Accident victims and others who seek damages in court occasionally doubt the independence of the judge, but who would have thought that they need to be wary of the most innocent-seeming of courtroom workers: the court reporter bent over the little machine taking down what’s been said?

According to the code of professional ethics of the National Court Reporter’s Association, a court reporter must be “fair and impartial toward each participant in all aspects of reported proceedings” and “guard against not only the fact but the appearance of impropriety.” Some states have incorporated these rules into civil codes.

But, according to the Foundation for Taxpayer and Consumer Rights, some court reporting companies have made deals with insurance companies and other corporate litigants in which, in return for their vast legal business, they provide them with transcripts sometimes at almost 40 percent below market rates.

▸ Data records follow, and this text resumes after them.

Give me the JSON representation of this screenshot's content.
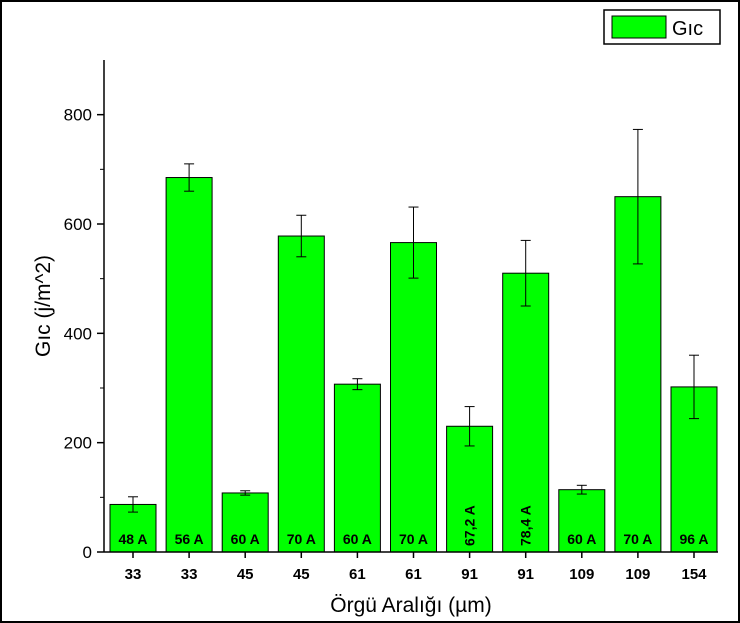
{
  "chart_data": {
    "type": "bar",
    "categories": [
      "33",
      "33",
      "45",
      "45",
      "61",
      "61",
      "91",
      "91",
      "109",
      "109",
      "154"
    ],
    "series": [
      {
        "name": "Gıc",
        "values": [
          87,
          685,
          108,
          578,
          307,
          566,
          230,
          510,
          114,
          650,
          302
        ],
        "errors": [
          14,
          25,
          4,
          38,
          10,
          65,
          36,
          60,
          8,
          123,
          58
        ],
        "bar_labels": [
          "48 A",
          "56 A",
          "60 A",
          "70 A",
          "60 A",
          "70 A",
          "67,2 A",
          "78,4 A",
          "60 A",
          "70 A",
          "96 A"
        ],
        "color": "#00ff00"
      }
    ],
    "xlabel": "Örgü Aralığı (µm)",
    "ylabel": "Gıc (j/m^2)",
    "ylim": [
      0,
      900
    ],
    "yticks": [
      0,
      200,
      400,
      600,
      800
    ],
    "grid": false,
    "legend_position": "top-right"
  }
}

In return, unbeknownst to plaintiffs, certain insurance companies get special services. Among them: companies are provided with the names and vital statistics of all parties to a deposition — even when the deposition is not made public. This information goes into a database, which is then used to track witnesses and plaintiffs in future cases.

“Citizens who seek justice in our courts should not have to wonder whether the court reporter taking their deposition is working for the defense,” says Massachusetts state representative Harold P. Naughton Jr. Fourteen states — Hawaii, Texas, Minnesota, Utah, West Virginia, New Mexico, Georgia, Louisiana, Nevada, Kentucky, Michigan, Arkansas, Indiana, and North Carolina –have adopted rules to ensure that contracting with court reporters doesn’t occur.